Dark Night

Tim Sutton


Una giornata come tante in una città americana dove si muovono adolescenti ossessionati dai cellulari, dai fucili e dai videogiochi, gruppi di auto aiuto, ragazzini sugli skateboards, un veterano di guerra. E una serata americana come tante, quando tutti vanno alla multisala per vedere un film molto atteso. Ma qualcuno ci va armato… Un fatto di cronaca che è l’iceberg di un incubo che l’America continua a rivivere, un film cupo, incalzante che evoca suggestioni e fotografa implacabilmente il vuoto da cui germinano alienazione e violenza.

 

 

 

USA 2016 – 1h 25”

In un lentissimo, disturbante, crescendo verso un atto di indicibile violenza (che però non ci mostra), la pellicola come un colpo di fucile d’assalto va al cuore della paura di tutti noi. Per arrivare alla strage del 2012 in un cinema di Aurora, Colorado, durante la proiezione di The Dark Knight (12 morti…), il regista firma il suo personale ‘j’accuse’ contro le armi «libere» in America, e filma l’inevitabile susseguirsi di eventi che, in una schizofrenica giornata di ordinaria follia, culmina nel massacro all’interno di una multisala. Un serial killer al (festival del) cinema.

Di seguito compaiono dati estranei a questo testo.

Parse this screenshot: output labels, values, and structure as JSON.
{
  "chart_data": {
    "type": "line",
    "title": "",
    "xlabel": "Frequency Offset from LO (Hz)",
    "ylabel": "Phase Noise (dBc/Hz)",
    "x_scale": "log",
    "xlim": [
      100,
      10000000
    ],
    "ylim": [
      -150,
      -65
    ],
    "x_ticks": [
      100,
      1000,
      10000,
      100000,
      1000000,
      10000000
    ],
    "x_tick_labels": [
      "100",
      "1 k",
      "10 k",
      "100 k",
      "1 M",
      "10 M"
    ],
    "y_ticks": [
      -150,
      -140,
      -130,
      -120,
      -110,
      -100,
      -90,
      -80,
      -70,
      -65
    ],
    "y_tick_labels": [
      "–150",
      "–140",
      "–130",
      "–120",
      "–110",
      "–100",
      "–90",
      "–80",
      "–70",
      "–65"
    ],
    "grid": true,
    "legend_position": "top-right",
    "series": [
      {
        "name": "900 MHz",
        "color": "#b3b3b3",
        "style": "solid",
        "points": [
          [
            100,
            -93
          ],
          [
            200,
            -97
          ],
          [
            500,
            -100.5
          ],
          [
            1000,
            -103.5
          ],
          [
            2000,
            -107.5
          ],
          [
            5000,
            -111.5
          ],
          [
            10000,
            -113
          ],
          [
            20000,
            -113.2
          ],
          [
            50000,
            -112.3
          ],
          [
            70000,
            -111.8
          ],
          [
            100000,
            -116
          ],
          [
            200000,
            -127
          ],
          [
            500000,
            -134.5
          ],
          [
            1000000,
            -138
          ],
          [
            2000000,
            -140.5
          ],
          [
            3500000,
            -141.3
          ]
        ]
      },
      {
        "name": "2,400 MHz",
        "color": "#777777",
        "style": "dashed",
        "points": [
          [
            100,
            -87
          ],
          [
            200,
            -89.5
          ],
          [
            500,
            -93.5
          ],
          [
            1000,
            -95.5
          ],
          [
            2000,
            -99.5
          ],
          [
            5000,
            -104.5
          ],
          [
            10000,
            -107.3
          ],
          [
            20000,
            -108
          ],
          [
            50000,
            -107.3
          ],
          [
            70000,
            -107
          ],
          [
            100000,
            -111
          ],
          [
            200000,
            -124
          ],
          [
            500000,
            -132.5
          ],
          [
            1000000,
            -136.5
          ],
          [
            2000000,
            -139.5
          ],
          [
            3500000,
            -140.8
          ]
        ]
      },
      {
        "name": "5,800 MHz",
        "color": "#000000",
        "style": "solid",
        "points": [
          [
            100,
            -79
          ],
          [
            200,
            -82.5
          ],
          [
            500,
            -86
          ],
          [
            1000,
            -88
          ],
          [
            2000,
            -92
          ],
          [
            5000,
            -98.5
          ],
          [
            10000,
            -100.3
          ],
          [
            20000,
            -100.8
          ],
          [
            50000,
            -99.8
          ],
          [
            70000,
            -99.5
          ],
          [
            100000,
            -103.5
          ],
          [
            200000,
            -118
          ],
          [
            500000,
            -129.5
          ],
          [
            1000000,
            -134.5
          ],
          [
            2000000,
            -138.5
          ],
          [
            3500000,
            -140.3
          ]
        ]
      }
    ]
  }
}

Luigi Mascheroni – Il Giornale

È un occhio che apre il film, un occhio su cui si riflettono luci blue e rosse, luci che sembrano provenire da uno schermo e invece si rivelano quelle di una volante di polizia. Perché la catastrofe lentamente annunciata per tutto il corso di Dark Night si è consumata (?) proprio in un cinema, luogo che forse più incarna il limbo tra la vita e la morte dove i personaggi sullo schermo sono materia eterea, fantasmi. E come fantasmi si muovono i protagonisti di Dark Night, esistenze vuote e svuotate della periferia americana, storie banali nella loro eccezionalità che andranno tutte a convergere proprio in una sala cinematografica.
L’ultimo film di Tim Sutton, come già suggerisce il titolo, rimaneggia e riflette sulla strage di Aurora, in Colorado, in cui durante la proiezione di The Dark Knight – Il ritorno vennero uccise dodici persone da James Holmes. Le diverse storie che il film racconta sono immerse in un paesaggio vacuo, quasi desolato, in quella periferia americana dove il sogno sembra gradualmente trasformarsi in un incubo ricorrente. Una ragazza ossessionata dal corpo e dall’immagine, un ragazzo che ha commesso un crimine non ben definito, gli skater, una coppia che ha smesso di amarsi, quegli occhi azzurri del giovane che passeggia con un fucile in mano. È proprio il senso di vuoto che questo film ci trasmette, il vuoto come germe dell’alienazione e della violenza. Tim Sutton magistralmente medita e fa meditare su tale questione con echi che rimandano sicuramente al cinema di Gus Van Sant ma senza emulazione. Il suo è un lavoro delicato e potente, un crescendo di tensione e tragedia che, pur non mostrando mai la carneficina, diffonde il terrore. I dialoghi diventano secondari, quello che più incanta lo spettatore è accentuato dalla magistrale fotografia curata di Hélène Louvart e, paradossalmente, la sensazione di questo horror vacui perenne viene accarezzata dalle meravigliose musiche di Maica Armata che si ripetono come un dolcissimo leitmotiv.